Très belle plume, X.
[Donc, j'avais raison :-D]
"Toutefois, le cygne ne fâche jamais et ne signifie rien d'autre que la mémoire glissant silencieuse, tel un nuage, entre le miroir du lac de notre âme et celui du ciel de nos pensées."
Vous en faites un peu trop dans le lyrisme, je trouve :D
Spendius : De quoi aviez-vous raison ?
C'est vrai que vous avez souvent une belle raison contre la foi ultime du Lapinos et je ne sais en fait pas lequel de vous deux sera le dernier (des lapins sinon des hommes).
Ceci étant, je vous ai ressorti une phrase en cygne de derrière les fagots de mon adolescence.
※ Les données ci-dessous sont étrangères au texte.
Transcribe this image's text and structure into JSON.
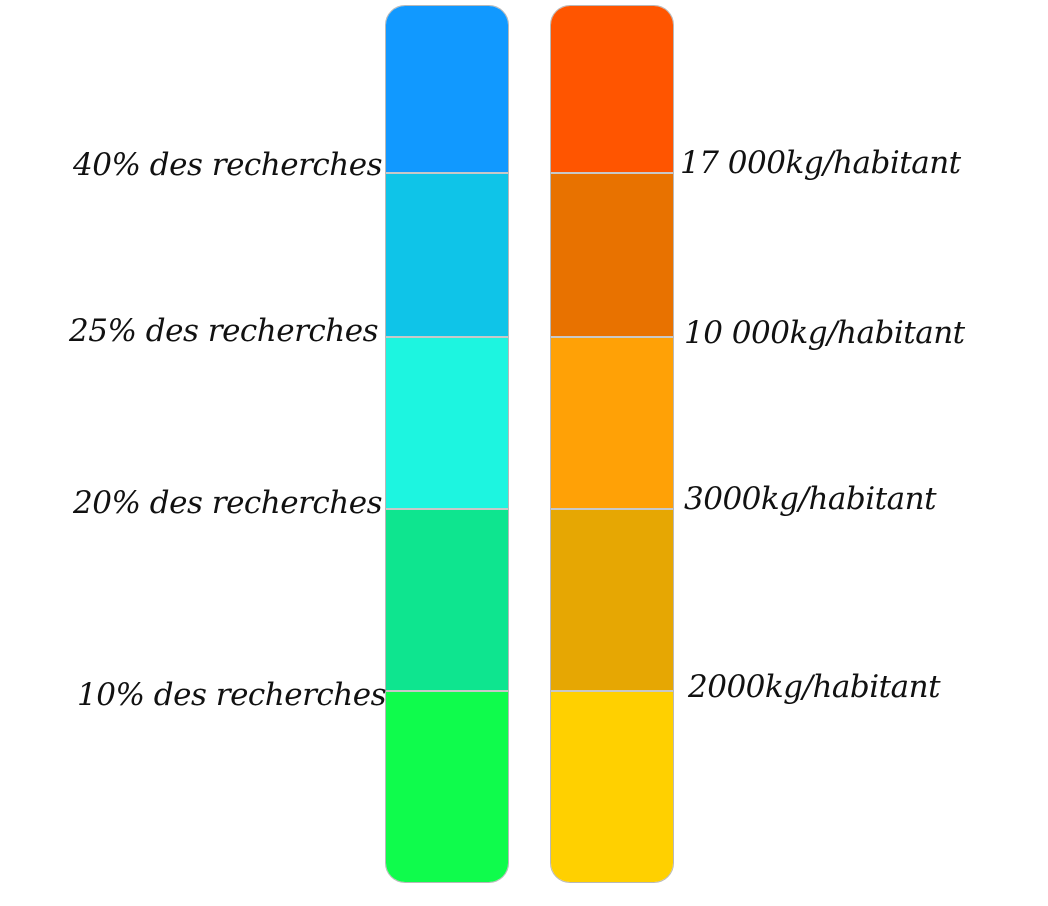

Il est évident que tel le plus petit des vins primeurs, ça vieillit très mal même dans un bonne cave. Comme moi, du reste...
Eh bien, je dis de quoi j'avais raison, vous n'arriveriez pas à le lire - démerdez-vous avec ça, j'espère que vous aimez les énigmes.
Spendius en ces temps de catastrophes et de haute connerie, je n'ai pas le temps ni l'humeur de jouer aux énigmes et j'ajoute que je peux tout lire, voir et entendre et bien souvent comprendre. J'ai des principes, mais je sais les foutre aussi à la poubelle sans rancune et en leur disant merci en plus ; ça ne mange pas de pain. On apprend tout de tout comme de rien. A+
Pas besoin de faire un caca nerveux, c'est un truc tout con que j'avais dit plus haut et qui a été envoyé à la poubelle - justement parce que c'était con. Vous inquiétez pas, c'était d'une banalité affligeante, bien fidèle à moi :D
Il ne faut pas prendre les cygnes pour des canards sauvages voire des faisans, Martin : le cygne, si on ne le prend pas en traître, est agressif et sait se défendre.